A chacun sa méthode dans cette campagne des européennes qui ne dit pas encore son nom. Emmanuel Macron court les capitales du Vieux Continent pour se poser en héraut du « progressisme » face aux « nationalistes » ; Marine Le Pen, elle, rend visite à son allié Matteo Salvini, le ministre de l’intérieur italien, pour mettre des coups de boutoir au « bunker de Bruxelles » ; Laurent Wauquiez, enfin, cherche du renfort du côté de la « nouvelle génération » de la droite européenne. Celle qui voudra bien défendre, comme lui, une double exigence : « baisser les taxes » de « populations asphyxiée s d’impôts » et « traiter sérieusement le problème de l’immigration ». Une nouvelle garde qu’il assure voir émerger en Espagne, en Suède, en Allemagne – où le processus de succession d’Angela Merkel s’engage – et en Grèce.
Lundi, le président de LR rencontrait à Athènes Kyriakos Mitsotakis, président du parti Nouvelle Démocratie, une formation de centre droit. A 50 ans, ce dernier apparaît comme une potentielle alternative au premier ministre grec, Alexis Tsipras, issu de la gauche radicale. Des élections législatives pourraient avoir lieu en mai, au même moment que les européennes. « Quel est le choix après le populisme ? Prendre un parti traditionnel et le changer », théorise M. Mitsotakis.
M. Wauquiez, lui, veut inverser cet ordre des choses et faire de ce parti traditionnel qu’est LR une droite capable d’« arrêter cette vague populiste ». Raison pour laquelle le quadragénaire n’associe pas Sebastian Kurz, le jeune chancelier conservateur autrichien, à sa liste d’alliés de cœur. « Le problème, c’est son alliance avec l’extrême droite », souffle-t-il.

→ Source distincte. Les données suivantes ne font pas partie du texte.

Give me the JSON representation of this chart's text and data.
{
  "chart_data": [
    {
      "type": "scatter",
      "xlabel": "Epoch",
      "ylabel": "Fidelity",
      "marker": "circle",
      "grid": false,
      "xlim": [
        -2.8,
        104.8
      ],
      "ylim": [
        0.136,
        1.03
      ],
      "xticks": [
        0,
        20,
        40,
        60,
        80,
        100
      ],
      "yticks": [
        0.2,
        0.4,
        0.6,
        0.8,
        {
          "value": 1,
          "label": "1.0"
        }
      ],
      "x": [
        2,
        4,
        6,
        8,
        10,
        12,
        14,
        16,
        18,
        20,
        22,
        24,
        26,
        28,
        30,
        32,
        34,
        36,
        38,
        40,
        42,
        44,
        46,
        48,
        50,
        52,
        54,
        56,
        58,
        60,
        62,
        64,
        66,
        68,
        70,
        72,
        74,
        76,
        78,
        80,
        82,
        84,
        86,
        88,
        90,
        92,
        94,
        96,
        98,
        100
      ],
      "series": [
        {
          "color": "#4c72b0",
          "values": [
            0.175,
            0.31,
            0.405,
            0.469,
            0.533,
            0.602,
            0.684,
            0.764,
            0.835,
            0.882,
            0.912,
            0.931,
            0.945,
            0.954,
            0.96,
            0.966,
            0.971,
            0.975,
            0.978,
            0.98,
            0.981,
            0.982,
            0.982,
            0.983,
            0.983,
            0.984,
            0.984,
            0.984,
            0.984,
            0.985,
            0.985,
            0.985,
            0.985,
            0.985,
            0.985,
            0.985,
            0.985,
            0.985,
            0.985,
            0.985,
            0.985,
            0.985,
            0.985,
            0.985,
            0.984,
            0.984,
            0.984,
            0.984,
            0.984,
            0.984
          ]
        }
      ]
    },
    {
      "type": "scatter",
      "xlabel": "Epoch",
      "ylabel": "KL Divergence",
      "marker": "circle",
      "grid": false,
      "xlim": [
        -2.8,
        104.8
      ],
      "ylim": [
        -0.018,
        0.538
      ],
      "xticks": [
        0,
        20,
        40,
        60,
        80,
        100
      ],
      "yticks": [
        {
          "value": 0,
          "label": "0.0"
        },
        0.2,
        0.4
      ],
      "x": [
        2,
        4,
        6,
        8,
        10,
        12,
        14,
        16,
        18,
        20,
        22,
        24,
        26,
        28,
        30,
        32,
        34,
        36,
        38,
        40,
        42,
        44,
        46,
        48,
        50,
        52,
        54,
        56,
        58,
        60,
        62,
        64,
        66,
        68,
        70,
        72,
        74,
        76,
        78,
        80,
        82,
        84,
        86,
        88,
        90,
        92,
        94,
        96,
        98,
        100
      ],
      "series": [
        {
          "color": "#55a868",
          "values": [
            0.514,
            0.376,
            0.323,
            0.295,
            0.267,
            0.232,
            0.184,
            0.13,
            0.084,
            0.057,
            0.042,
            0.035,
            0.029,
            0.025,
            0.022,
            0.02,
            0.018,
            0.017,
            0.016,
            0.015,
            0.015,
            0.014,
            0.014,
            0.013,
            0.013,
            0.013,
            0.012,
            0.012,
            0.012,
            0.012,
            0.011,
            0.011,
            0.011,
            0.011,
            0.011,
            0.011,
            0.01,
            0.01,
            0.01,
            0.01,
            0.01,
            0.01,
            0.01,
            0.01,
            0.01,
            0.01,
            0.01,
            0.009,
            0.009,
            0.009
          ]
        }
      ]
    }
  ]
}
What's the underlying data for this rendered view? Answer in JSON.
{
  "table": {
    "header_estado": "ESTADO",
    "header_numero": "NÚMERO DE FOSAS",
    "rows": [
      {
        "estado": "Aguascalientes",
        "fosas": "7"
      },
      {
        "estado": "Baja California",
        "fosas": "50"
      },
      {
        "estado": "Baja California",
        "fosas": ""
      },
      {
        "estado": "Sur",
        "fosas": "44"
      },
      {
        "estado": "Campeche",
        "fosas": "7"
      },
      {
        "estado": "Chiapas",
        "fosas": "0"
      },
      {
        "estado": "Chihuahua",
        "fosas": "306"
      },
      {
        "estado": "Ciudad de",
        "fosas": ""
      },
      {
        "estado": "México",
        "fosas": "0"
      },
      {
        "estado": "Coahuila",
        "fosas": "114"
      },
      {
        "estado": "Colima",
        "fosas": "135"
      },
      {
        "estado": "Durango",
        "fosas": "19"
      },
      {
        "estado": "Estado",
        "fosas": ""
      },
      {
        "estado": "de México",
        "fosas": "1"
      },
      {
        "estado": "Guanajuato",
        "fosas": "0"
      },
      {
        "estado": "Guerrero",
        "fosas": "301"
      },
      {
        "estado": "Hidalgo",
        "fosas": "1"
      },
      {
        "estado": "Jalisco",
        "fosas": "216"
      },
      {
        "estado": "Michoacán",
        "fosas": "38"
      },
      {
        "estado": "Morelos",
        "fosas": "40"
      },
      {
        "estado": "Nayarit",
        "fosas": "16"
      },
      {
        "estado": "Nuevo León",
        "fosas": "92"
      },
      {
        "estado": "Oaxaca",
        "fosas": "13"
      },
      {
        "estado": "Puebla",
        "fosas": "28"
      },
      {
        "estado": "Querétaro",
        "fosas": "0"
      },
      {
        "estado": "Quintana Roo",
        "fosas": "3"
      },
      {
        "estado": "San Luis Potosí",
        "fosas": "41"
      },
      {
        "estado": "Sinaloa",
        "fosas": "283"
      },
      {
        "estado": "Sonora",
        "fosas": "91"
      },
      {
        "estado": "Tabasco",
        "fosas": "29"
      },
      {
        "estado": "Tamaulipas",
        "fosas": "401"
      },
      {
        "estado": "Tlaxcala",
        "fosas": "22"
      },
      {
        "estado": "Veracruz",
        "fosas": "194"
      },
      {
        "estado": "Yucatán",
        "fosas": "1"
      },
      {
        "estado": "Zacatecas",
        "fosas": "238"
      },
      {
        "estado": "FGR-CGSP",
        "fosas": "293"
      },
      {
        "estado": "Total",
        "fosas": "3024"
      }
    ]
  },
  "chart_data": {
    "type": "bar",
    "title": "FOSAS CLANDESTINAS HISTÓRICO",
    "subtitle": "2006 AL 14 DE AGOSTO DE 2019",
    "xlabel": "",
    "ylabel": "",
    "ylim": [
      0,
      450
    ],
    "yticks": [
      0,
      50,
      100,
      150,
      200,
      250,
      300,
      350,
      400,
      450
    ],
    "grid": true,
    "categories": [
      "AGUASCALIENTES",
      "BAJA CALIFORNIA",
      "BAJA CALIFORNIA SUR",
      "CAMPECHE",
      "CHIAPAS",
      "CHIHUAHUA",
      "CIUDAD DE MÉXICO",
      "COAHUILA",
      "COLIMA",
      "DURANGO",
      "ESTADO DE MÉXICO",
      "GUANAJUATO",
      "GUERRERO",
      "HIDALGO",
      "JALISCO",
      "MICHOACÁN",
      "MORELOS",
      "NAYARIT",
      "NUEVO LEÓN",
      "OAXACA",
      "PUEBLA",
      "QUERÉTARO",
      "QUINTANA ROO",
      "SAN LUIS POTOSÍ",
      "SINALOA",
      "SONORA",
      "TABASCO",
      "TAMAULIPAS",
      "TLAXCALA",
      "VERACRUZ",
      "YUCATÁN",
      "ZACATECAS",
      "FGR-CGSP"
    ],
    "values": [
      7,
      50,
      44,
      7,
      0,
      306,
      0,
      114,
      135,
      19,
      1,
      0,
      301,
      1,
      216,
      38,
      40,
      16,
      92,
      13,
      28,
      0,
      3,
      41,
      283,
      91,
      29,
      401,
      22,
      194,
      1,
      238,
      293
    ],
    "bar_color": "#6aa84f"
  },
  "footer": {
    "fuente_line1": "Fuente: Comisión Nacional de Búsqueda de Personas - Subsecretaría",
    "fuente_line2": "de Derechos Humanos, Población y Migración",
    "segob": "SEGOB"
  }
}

La « nouvelle droite » wauquiéziste propose au contraire d’assécher ce courant de pensée en reprenant à son compte certains de ses thèmes – en premier lieu l’immigration. « On l’a vu en Allemagne, quand la droite ne fait pas son travail, elle laisse un boulevard à l’extrême droite », revendique un proche du président de LR. Laurent Wauquiez a conscience, malgré tout, que son vieux parti traditionnel, en mauvaise posture dans les sondages, n’aura peut-être pas le temps de se reconstituer une seconde jeunesse avant les élections européennes.